В двух шагах от наркоминдельского подъезда тоже была открыта дверь, все эти годы остававшаяся закрытой, массивные врата, ведущие в царство книжников, в мир дипломатической науки. Есть некое волшебство, когда в твоих руках оказывается редкая книга — казалось, человек, создавший ее, и время, сохранившее ее, заключили в книге силу, настолько магическую, что зримое влияние каждого заключенного в ней слова удесятерилось. А за тайными вратами, которые мы назвали выше, была целая библиотека таких книг, книг бесценных, единственно правомочных ответить на вопрос, для теоретика и практика дипломатии неколебимый: что есть прецедент. Значение этого ответа всегда было всесильно, тем более дорого оно было сегодня: за встречей трех маячила — правда, не столь отчетливо, как бы хотелось, — мирная конференция… Впрочем, независимо от встречи трех и даже мирной конференции, которая могла быть и могла не быть, требовали решения проблемы насущные: статут послевоенной Европы, статут Германии, новые границы, репарационные платежи… Какова была правовая основа у этих проблем, а заодно и история — вот вопросы, на которые могла дать ответ только дипломатическая книга и, пожалуй, документ… За просторными окнами библиотеки, некогда витринными, скрестились дороги дипломатической теории и грешной практики. Не было иного места в большом наркоминдельском доме, где бы чаще, чем здесь, встречались те, кому по службе и призванию были сегодня подвластны проблемы войны и мира, — можно сказать, будущее Европы, впрочем, не только Европы, если не решалось, то тщательно исследовалось за витринными окнами большого дома на Кузнецком…

Не желая тревожить отца (у Иоанна было худо с сердцем), Бардин утаил от него весть о Стокгольме, но настал день отъезда, и дальше таить было нельзя.
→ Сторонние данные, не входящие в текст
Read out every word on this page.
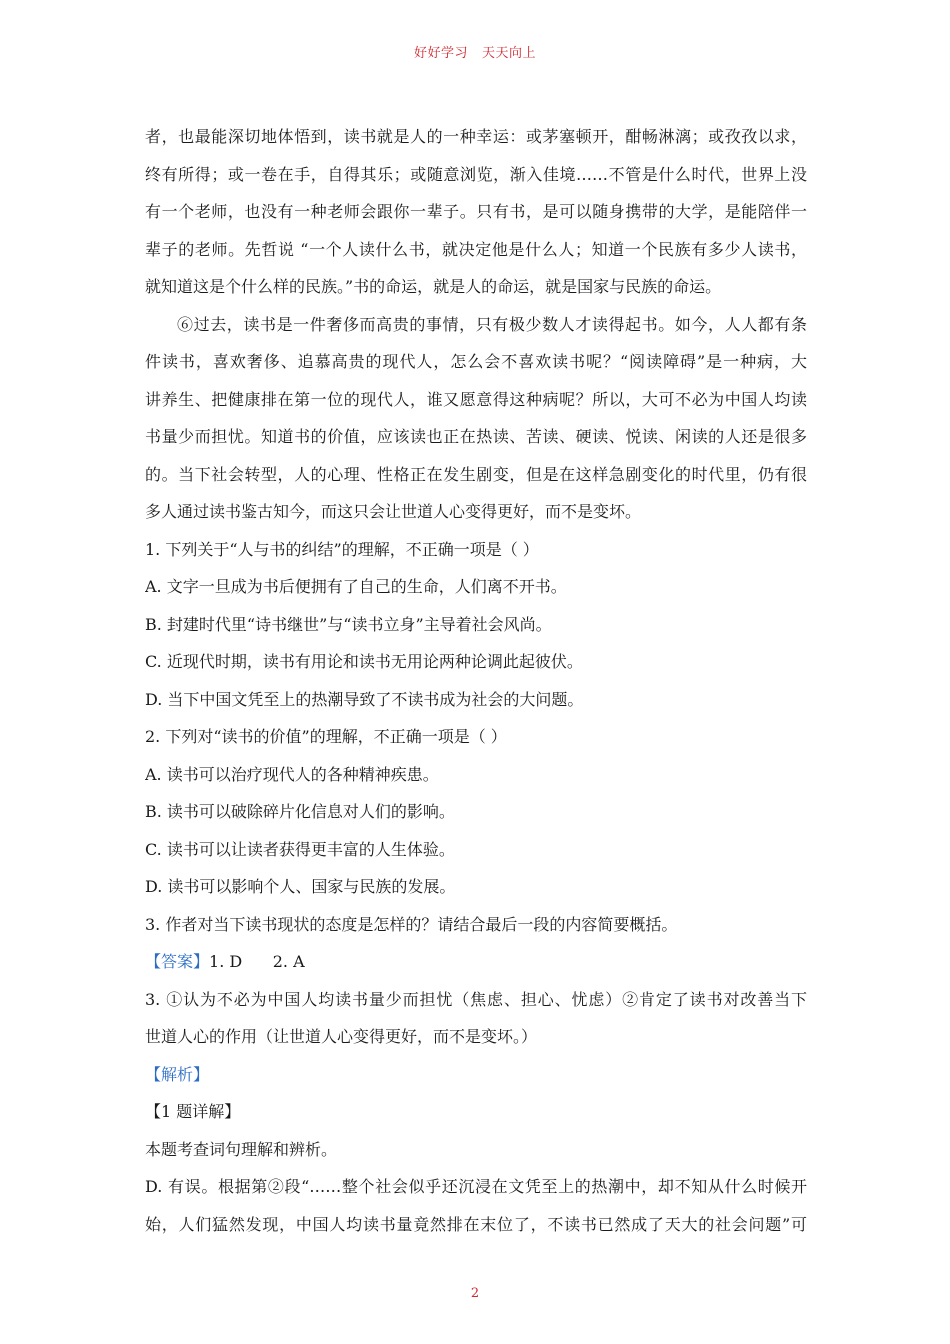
好好学习 天天向上
者，也最能深切地体悟到，读书就是人的一种幸运：或茅塞顿开，酣畅淋漓；或孜孜以求，
终有所得；或一卷在手，自得其乐；或随意浏览，渐入佳境……不管是什么时代，世界上没
有一个老师，也没有一种老师会跟你一辈子。只有书，是可以随身携带的大学，是能陪伴一
辈子的老师。先哲说 “一个人读什么书，就决定他是什么人；知道一个民族有多少人读书，
就知道这是个什么样的民族。”书的命运，就是人的命运，就是国家与民族的命运。
⑥过去，读书是一件奢侈而高贵的事情，只有极少数人才读得起书。如今，人人都有条
件读书，喜欢奢侈、追慕高贵的现代人，怎么会不喜欢读书呢？“阅读障碍”是一种病，大
讲养生、把健康排在第一位的现代人，谁又愿意得这种病呢？所以，大可不必为中国人均读
书量少而担忧。知道书的价值，应该读也正在热读、苦读、硬读、悦读、闲读的人还是很多
的。当下社会转型，人的心理、性格正在发生剧变，但是在这样急剧变化的时代里，仍有很
多人通过读书鉴古知今，而这只会让世道人心变得更好，而不是变坏。
1. 下列关于“人与书的纠结”的理解，不正确一项是（ ）
A. 文字一旦成为书后便拥有了自己的生命，人们离不开书。
B. 封建时代里“诗书继世”与“读书立身”主导着社会风尚。
C. 近现代时期，读书有用论和读书无用论两种论调此起彼伏。
D. 当下中国文凭至上的热潮导致了不读书成为社会的大问题。
2. 下列对“读书的价值”的理解，不正确一项是（ ）
A. 读书可以治疗现代人的各种精神疾患。
B. 读书可以破除碎片化信息对人们的影响。
C. 读书可以让读者获得更丰富的人生体验。
D. 读书可以影响个人、国家与民族的发展。
3. 作者对当下读书现状的态度是怎样的？请结合最后一段的内容简要概括。
【答案】1. D      2. A
3. ①认为不必为中国人均读书量少而担忧（焦虑、担心、忧虑）②肯定了读书对改善当下
世道人心的作用（让世道人心变得更好，而不是变坏。）
【解析】
【1 题详解】
本题考查词句理解和辨析。
D. 有误。根据第②段“……整个社会似乎还沉浸在文凭至上的热潮中，却不知从什么时候开
始，人们猛然发现，中国人均读书量竟然排在末位了，不读书已然成了天大的社会问题”可
2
Стокгольм придал важности не столько сыну, сколько отцу — голос Иоанна стал сиповат и торжественно тих. Он велел положить себе под голову еще одну подушку, высоко приподнялся, с заботливой важностью выпростал больную руку и возложил ее на одеяло.
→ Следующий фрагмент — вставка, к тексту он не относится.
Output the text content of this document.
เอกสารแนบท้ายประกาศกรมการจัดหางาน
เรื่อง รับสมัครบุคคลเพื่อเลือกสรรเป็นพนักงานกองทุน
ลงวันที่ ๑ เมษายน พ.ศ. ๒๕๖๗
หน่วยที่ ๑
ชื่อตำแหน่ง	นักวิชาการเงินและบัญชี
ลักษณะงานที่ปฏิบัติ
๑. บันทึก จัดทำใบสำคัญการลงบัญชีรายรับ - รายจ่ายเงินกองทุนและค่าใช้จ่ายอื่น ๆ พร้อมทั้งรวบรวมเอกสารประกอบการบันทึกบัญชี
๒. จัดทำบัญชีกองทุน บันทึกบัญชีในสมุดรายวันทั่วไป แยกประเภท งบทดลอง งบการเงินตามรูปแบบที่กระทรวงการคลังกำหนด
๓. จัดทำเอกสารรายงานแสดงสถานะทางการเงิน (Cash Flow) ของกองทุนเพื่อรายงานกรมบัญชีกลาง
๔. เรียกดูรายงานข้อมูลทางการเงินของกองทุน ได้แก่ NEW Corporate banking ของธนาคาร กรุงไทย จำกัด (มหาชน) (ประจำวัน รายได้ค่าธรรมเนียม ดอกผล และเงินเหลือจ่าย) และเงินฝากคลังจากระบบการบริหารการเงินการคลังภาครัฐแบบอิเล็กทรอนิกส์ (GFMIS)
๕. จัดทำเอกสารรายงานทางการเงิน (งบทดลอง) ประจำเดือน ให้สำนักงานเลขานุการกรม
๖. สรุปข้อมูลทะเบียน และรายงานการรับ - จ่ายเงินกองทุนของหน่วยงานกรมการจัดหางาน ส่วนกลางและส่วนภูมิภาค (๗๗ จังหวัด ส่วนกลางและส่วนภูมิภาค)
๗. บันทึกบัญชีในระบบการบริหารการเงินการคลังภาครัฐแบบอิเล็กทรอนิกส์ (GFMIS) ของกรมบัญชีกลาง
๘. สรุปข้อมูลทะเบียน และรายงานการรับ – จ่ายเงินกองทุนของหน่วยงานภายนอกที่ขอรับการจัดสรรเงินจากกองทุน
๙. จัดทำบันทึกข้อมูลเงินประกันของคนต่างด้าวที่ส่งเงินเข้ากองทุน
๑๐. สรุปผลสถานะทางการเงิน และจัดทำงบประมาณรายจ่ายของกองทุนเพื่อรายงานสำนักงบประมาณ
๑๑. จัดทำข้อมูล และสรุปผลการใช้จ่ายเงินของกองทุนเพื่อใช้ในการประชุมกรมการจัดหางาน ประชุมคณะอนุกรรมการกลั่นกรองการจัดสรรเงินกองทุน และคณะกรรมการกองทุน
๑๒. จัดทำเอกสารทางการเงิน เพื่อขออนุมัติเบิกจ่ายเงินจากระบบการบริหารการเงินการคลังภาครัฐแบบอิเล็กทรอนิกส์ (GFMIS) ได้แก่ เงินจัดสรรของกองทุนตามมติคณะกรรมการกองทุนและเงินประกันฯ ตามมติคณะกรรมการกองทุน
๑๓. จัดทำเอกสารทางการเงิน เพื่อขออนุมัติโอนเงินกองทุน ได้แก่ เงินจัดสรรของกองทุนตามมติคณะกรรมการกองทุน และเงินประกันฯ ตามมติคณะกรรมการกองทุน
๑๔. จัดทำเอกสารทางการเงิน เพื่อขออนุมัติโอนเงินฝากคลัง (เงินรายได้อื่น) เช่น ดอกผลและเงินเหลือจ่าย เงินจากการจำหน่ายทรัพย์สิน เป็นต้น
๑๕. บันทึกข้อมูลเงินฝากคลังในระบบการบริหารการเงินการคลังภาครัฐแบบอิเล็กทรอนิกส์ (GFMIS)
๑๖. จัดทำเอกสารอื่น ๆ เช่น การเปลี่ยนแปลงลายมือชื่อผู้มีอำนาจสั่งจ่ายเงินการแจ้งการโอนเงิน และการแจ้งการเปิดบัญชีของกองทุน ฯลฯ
— Вот вспомнил сейчас свою поездку во Францию в году… дай бог памяти, двадцать шестом… — произнес Иоанн, как бы самим голосом приглашая сына подойти к нему и сесть подле. — Ну, для меня заграница не столь… заезжена, как для тебя, я был там один раз. Но тут, пожалуй, привилегия не твоя, а моя: вторая поездка сшибает первую и в памяти ничего не остается! У меня была одна поездка по городам и селам Франции, даже больше по селам, чем по городам, понимаешь, одна, и вот тут все как вчера… — он ткнул кулаком в лоб, весьма бесцеремонно. — Хочешь знать, что мне пришлось по душе в этой сельской Франции? Хочешь знать?

Бардин пододвинул стул, сел у постели. Ему была известна эта интонация отца (терпимо доверчивая, в чем-то даже просительная: «Хочешь знать?»). Нарочито-робко, с придыханием он начинал все свои баталии, а потом, воспрянув и распалившись, хватал тебя едва ли не за загривок. Бардин сел у изголовья Иоанна и неожиданно установил для себя, что давно не видел отца так близко. Отец открылся ему своей непохожестью. Егор Иванович не знал такого отца, пожалуй, даже прежде не видел. Вот эти ярко-белые седины, которые с игривостью, противной возрасту и, пожалуй, возрасту в насмешку, вдруг завились, пошли несерьезными волнами. Вот эта синеватость губ, какая-то стылая. Вот эта дряблая холмистость кожи на тыльной стороне рук, которой отродясь у него не было. Вот эта острота подбородка, жалостливая, даже страдальческая.

— Хочу знать… — ответил Бардин, было ясно, что от вопроса отца никуда не уйти.

— Ну, как бы это тебе сказать одним словом? — спросил Иоанн с той же нарочитой робостью. — Ухоженность… вот это слово! — возгласил Иоанн, он был доволен, что отыскал это слово — Если дорога, то дорога, если забор, то забор, если мост, то это мост!.. — Он вдруг засмеялся, махнул здоровой рукой очень смешно. — Проехал половину Франции — ни одной колдобины не видел!